By | October 24, 2020

The US Financial Crimes Enforcement Network (FinCEN) and Federal Reserve are reportedly drastically looking to obtain additional data for smaller transactions. 

Specifically, the governmental establishments are reportedly going to bring down the $3,000 benchmark determined 25 years ago, down to $250 for global transactions. 

This reportedly requires financial entities to collect client data together with every transaction cross the $250 threshold, which initiated or concluded out of the US soil. This would mean that the Travel Rule – as it is referred to – would become applicable for quite small amounts of money changing hands.
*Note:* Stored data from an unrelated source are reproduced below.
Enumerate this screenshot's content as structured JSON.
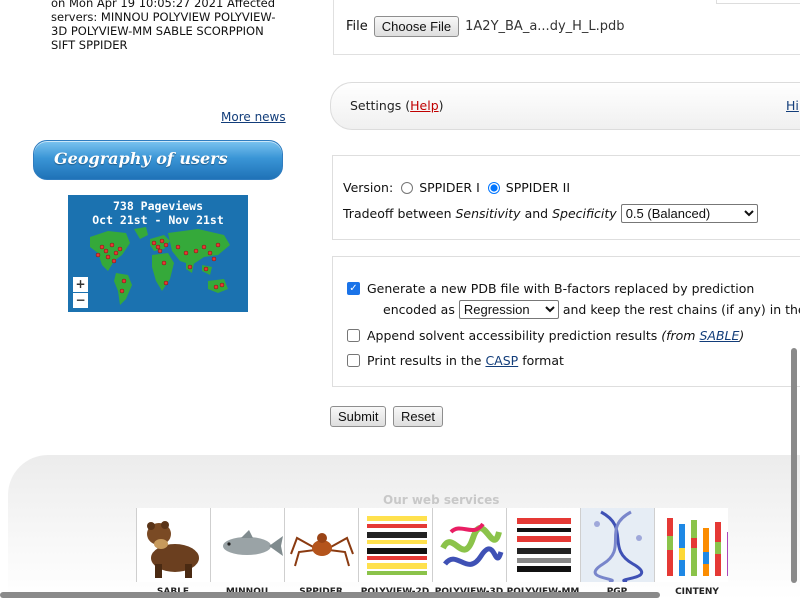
{
  "news": {
    "text": "on Mon Apr 19 10:05:27 2021 Affected servers: MINNOU POLYVIEW POLYVIEW-3D POLYVIEW-MM SABLE SCORPPION SIFT SPPIDER",
    "more_news": "More news"
  },
  "geography": {
    "title": "Geography of users",
    "pageviews": "738 Pageviews",
    "period": "Oct 21st - Nov 21st",
    "zoom_in": "+",
    "zoom_out": "−"
  },
  "form": {
    "file_label": "File",
    "choose_file": "Choose File",
    "file_name": "1A2Y_BA_a...dy_H_L.pdb",
    "settings_label": "Settings (",
    "help": "Help",
    "settings_close": ")",
    "hide": "Hi",
    "version_label": "Version:",
    "version_options": [
      "SPPIDER I",
      "SPPIDER II"
    ],
    "version_selected": "SPPIDER II",
    "tradeoff_prefix": "Tradeoff between ",
    "tradeoff_sensitivity": "Sensitivity",
    "tradeoff_and": " and ",
    "tradeoff_specificity": "Specificity",
    "tradeoff_value": "0.5 (Balanced)",
    "opt1": "Generate a new PDB file with B-factors replaced by prediction",
    "opt1_encoded": "encoded as",
    "opt1_encoding": "Regression",
    "opt1_rest": "and keep the rest chains (if any) in the fil",
    "opt2": "Append solvent accessibility prediction results ",
    "opt2_from": "(from ",
    "opt2_link": "SABLE",
    "opt2_close": ")",
    "opt3_prefix": "Print results in the ",
    "opt3_link": "CASP",
    "opt3_suffix": " format",
    "submit": "Submit",
    "reset": "Reset"
  },
  "services": {
    "title": "Our web services",
    "items": [
      "SABLE",
      "MINNOU",
      "SPPIDER",
      "POLYVIEW-2D",
      "POLYVIEW-3D",
      "POLYVIEW-MM",
      "PGP",
      "CINTENY"
    ]
  },
  "colors": {
    "link": "#123d7a",
    "help": "#c00000",
    "map_bg": "#1b72b0",
    "checkbox": "#1a73e8"
  }
}
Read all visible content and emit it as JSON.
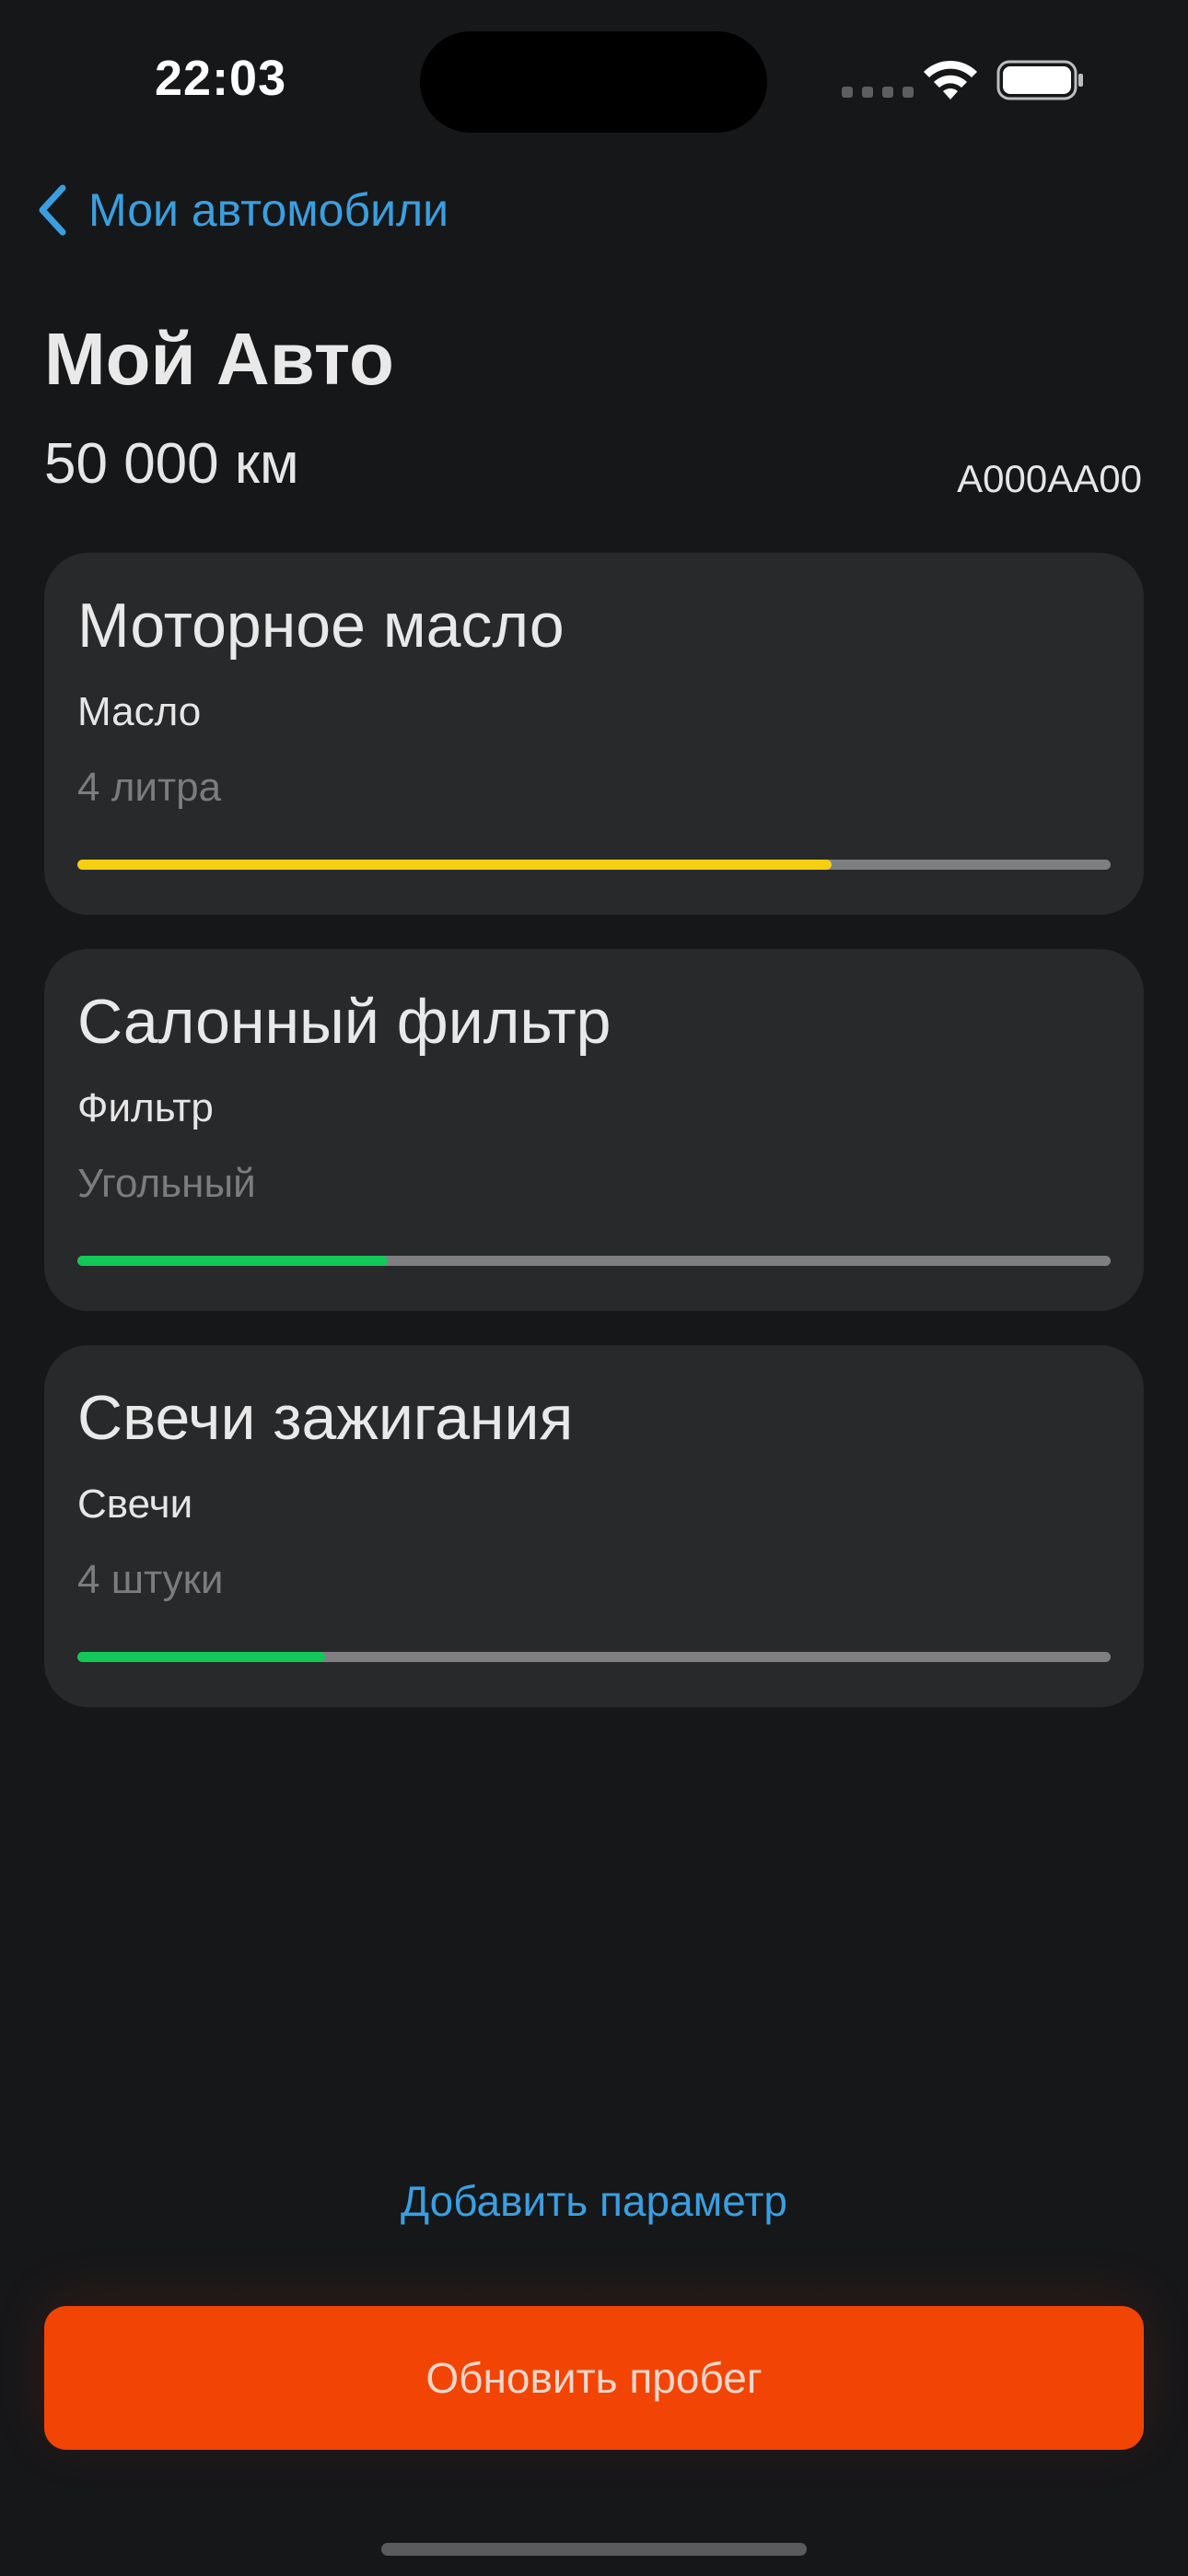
{
  "status_bar": {
    "time": "22:03"
  },
  "nav": {
    "back_label": "Мои автомобили"
  },
  "car": {
    "title": "Мой Авто",
    "mileage": "50 000 км",
    "plate": "A000AA00"
  },
  "cards": [
    {
      "title": "Моторное масло",
      "type": "Масло",
      "detail": "4 литра",
      "progress": 0.73,
      "progress_color": "#f5cf10"
    },
    {
      "title": "Салонный фильтр",
      "type": "Фильтр",
      "detail": "Угольный",
      "progress": 0.3,
      "progress_color": "#12c957"
    },
    {
      "title": "Свечи зажигания",
      "type": "Свечи",
      "detail": "4 штуки",
      "progress": 0.24,
      "progress_color": "#12c957"
    }
  ],
  "actions": {
    "add_parameter": "Добавить параметр",
    "update_mileage": "Обновить пробег"
  },
  "colors": {
    "accent_blue": "#3a9fe0",
    "primary_button": "#f24405",
    "background": "#161719",
    "card": "#28292b"
  },
  "icons": {
    "back": "chevron-left-icon",
    "wifi": "wifi-icon",
    "battery": "battery-icon"
  }
}
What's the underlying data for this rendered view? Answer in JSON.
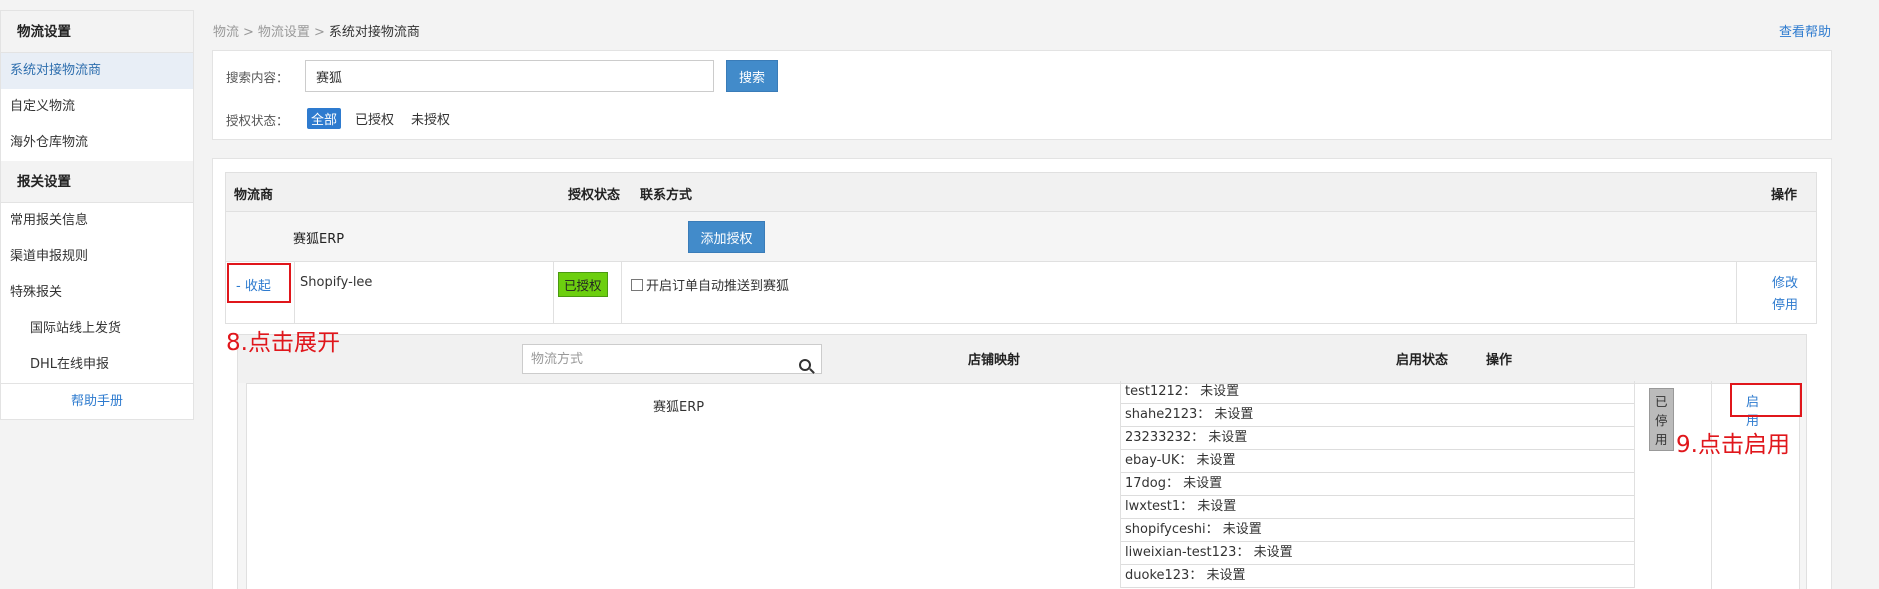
{
  "sidebar": {
    "group1": "物流设置",
    "items1": [
      "系统对接物流商",
      "自定义物流",
      "海外仓库物流"
    ],
    "group2": "报关设置",
    "items2": [
      "常用报关信息",
      "渠道申报规则",
      "特殊报关"
    ],
    "sub_items": [
      "国际站线上发货",
      "DHL在线申报"
    ],
    "help": "帮助手册"
  },
  "breadcrumb": {
    "b1": "物流",
    "b2": "物流设置",
    "b3": "系统对接物流商",
    "sep": ">"
  },
  "help_link": "查看帮助",
  "search": {
    "label": "搜索内容：",
    "value": "赛狐",
    "button": "搜索",
    "auth_label": "授权状态：",
    "options": [
      "全部",
      "已授权",
      "未授权"
    ]
  },
  "table": {
    "headers": {
      "provider": "物流商",
      "auth": "授权状态",
      "contact": "联系方式",
      "op": "操作"
    },
    "group_name": "赛狐ERP",
    "add_auth": "添加授权",
    "row": {
      "collapse": "- 收起",
      "store": "Shopify-lee",
      "auth_status": "已授权",
      "auto_push": "开启订单自动推送到赛狐",
      "edit": "修改",
      "disable": "停用"
    }
  },
  "sub_table": {
    "search_placeholder": "物流方式",
    "headers": {
      "mapping": "店铺映射",
      "status": "启用状态",
      "op": "操作"
    },
    "name": "赛狐ERP",
    "mappings": [
      "test1212：  未设置",
      "shahe2123：  未设置",
      "23233232：  未设置",
      "ebay-UK：  未设置",
      "17dog：  未设置",
      "lwxtest1：  未设置",
      "shopifyceshi：  未设置",
      "liweixian-test123：  未设置",
      "duoke123：  未设置"
    ],
    "status": "已停用",
    "enable": "启用"
  },
  "annotations": {
    "step8": "8.点击展开",
    "step9": "9.点击启用"
  },
  "colors": {
    "accent": "#428bca",
    "link": "#2e7bcf",
    "authorized": "#6ccf0f",
    "annotation": "#e0161b"
  }
}
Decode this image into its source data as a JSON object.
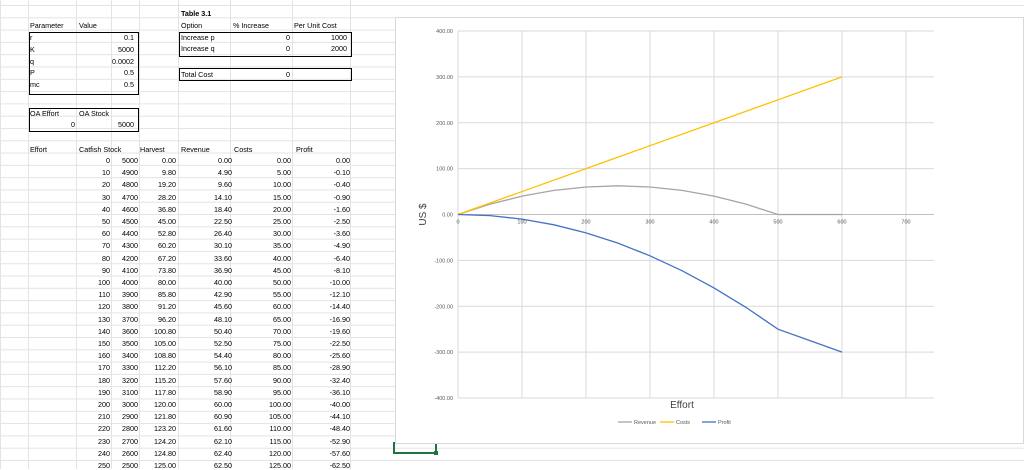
{
  "params": {
    "header_param": "Parameter",
    "header_value": "Value",
    "rows": [
      {
        "name": "r",
        "value": "0.1"
      },
      {
        "name": "K",
        "value": "5000"
      },
      {
        "name": "q",
        "value": "0.0002"
      },
      {
        "name": "P",
        "value": "0.5"
      },
      {
        "name": "mc",
        "value": "0.5"
      }
    ]
  },
  "table31": {
    "title": "Table 3.1",
    "col_option": "Option",
    "col_increase": "% Increase",
    "col_cost": "Per Unit Cost",
    "rows": [
      {
        "option": "Increase p",
        "increase": "0",
        "cost": "1000"
      },
      {
        "option": "Increase q",
        "increase": "0",
        "cost": "2000"
      }
    ],
    "total_label": "Total Cost",
    "total_value": "0"
  },
  "oa": {
    "effort_label": "OA Effort",
    "stock_label": "OA Stock",
    "effort_value": "0",
    "stock_value": "5000"
  },
  "main_table": {
    "headers": [
      "Effort",
      "Catfish Stock",
      "Harvest",
      "Revenue",
      "Costs",
      "Profit"
    ],
    "rows": [
      [
        "0",
        "5000",
        "0.00",
        "0.00",
        "0.00",
        "0.00"
      ],
      [
        "10",
        "4900",
        "9.80",
        "4.90",
        "5.00",
        "-0.10"
      ],
      [
        "20",
        "4800",
        "19.20",
        "9.60",
        "10.00",
        "-0.40"
      ],
      [
        "30",
        "4700",
        "28.20",
        "14.10",
        "15.00",
        "-0.90"
      ],
      [
        "40",
        "4600",
        "36.80",
        "18.40",
        "20.00",
        "-1.60"
      ],
      [
        "50",
        "4500",
        "45.00",
        "22.50",
        "25.00",
        "-2.50"
      ],
      [
        "60",
        "4400",
        "52.80",
        "26.40",
        "30.00",
        "-3.60"
      ],
      [
        "70",
        "4300",
        "60.20",
        "30.10",
        "35.00",
        "-4.90"
      ],
      [
        "80",
        "4200",
        "67.20",
        "33.60",
        "40.00",
        "-6.40"
      ],
      [
        "90",
        "4100",
        "73.80",
        "36.90",
        "45.00",
        "-8.10"
      ],
      [
        "100",
        "4000",
        "80.00",
        "40.00",
        "50.00",
        "-10.00"
      ],
      [
        "110",
        "3900",
        "85.80",
        "42.90",
        "55.00",
        "-12.10"
      ],
      [
        "120",
        "3800",
        "91.20",
        "45.60",
        "60.00",
        "-14.40"
      ],
      [
        "130",
        "3700",
        "96.20",
        "48.10",
        "65.00",
        "-16.90"
      ],
      [
        "140",
        "3600",
        "100.80",
        "50.40",
        "70.00",
        "-19.60"
      ],
      [
        "150",
        "3500",
        "105.00",
        "52.50",
        "75.00",
        "-22.50"
      ],
      [
        "160",
        "3400",
        "108.80",
        "54.40",
        "80.00",
        "-25.60"
      ],
      [
        "170",
        "3300",
        "112.20",
        "56.10",
        "85.00",
        "-28.90"
      ],
      [
        "180",
        "3200",
        "115.20",
        "57.60",
        "90.00",
        "-32.40"
      ],
      [
        "190",
        "3100",
        "117.80",
        "58.90",
        "95.00",
        "-36.10"
      ],
      [
        "200",
        "3000",
        "120.00",
        "60.00",
        "100.00",
        "-40.00"
      ],
      [
        "210",
        "2900",
        "121.80",
        "60.90",
        "105.00",
        "-44.10"
      ],
      [
        "220",
        "2800",
        "123.20",
        "61.60",
        "110.00",
        "-48.40"
      ],
      [
        "230",
        "2700",
        "124.20",
        "62.10",
        "115.00",
        "-52.90"
      ],
      [
        "240",
        "2600",
        "124.80",
        "62.40",
        "120.00",
        "-57.60"
      ],
      [
        "250",
        "2500",
        "125.00",
        "62.50",
        "125.00",
        "-62.50"
      ]
    ]
  },
  "chart_data": {
    "type": "line",
    "xlabel": "Effort",
    "ylabel": "US $",
    "xlim": [
      0,
      700
    ],
    "ylim": [
      -400,
      400
    ],
    "xticks": [
      "0",
      "100",
      "200",
      "300",
      "400",
      "500",
      "600",
      "700"
    ],
    "yticks": [
      "400.00",
      "300.00",
      "200.00",
      "100.00",
      "0.00",
      "-100.00",
      "-200.00",
      "-300.00",
      "-400.00"
    ],
    "grid": true,
    "legend_position": "bottom-right",
    "series": [
      {
        "name": "Revenue",
        "color": "#a5a5a5",
        "x": [
          0,
          50,
          100,
          150,
          200,
          250,
          300,
          350,
          400,
          450,
          500,
          550,
          600
        ],
        "y": [
          0,
          22.5,
          40,
          52.5,
          60,
          62.5,
          60,
          52.5,
          40,
          22.5,
          0,
          0,
          0
        ]
      },
      {
        "name": "Costs",
        "color": "#ffc000",
        "x": [
          0,
          100,
          200,
          300,
          400,
          500,
          600
        ],
        "y": [
          0,
          50,
          100,
          150,
          200,
          250,
          300
        ]
      },
      {
        "name": "Profit",
        "color": "#4472c4",
        "x": [
          0,
          50,
          100,
          150,
          200,
          250,
          300,
          350,
          400,
          450,
          500,
          550,
          600
        ],
        "y": [
          0,
          -2.5,
          -10,
          -22.5,
          -40,
          -62.5,
          -90,
          -122.5,
          -160,
          -202.5,
          -250,
          -275,
          -300
        ]
      }
    ]
  }
}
The proposed amendment reportedly mentioned “convertible virtual currencies”, claiming that they would also be included in the category of money for the purposes of the law. 

“(a) name and address of the originator or transmittor; (b) the amount of the payment or transmittal order; (c) the execution date of the payment or transmittal order; (d) any payment instructions received from the originator or transmittor with the payment or transmittal order; and (e) the identity of the beneficiary’s bank or recipient’s financial institution.” The data that financial entities are required to exchange under the travel rule. 

This would reportedly mean that a substantial amount of personal data would need to be stored by crypto exchange platforms, together with a user’s account, exposing a highly vulnerable, exploitable spot. 

At the moment, the change to the Travel Rule is yet to be finalized, with FinCEN and the Fed are welcoming public feedback throughout the following 30 days.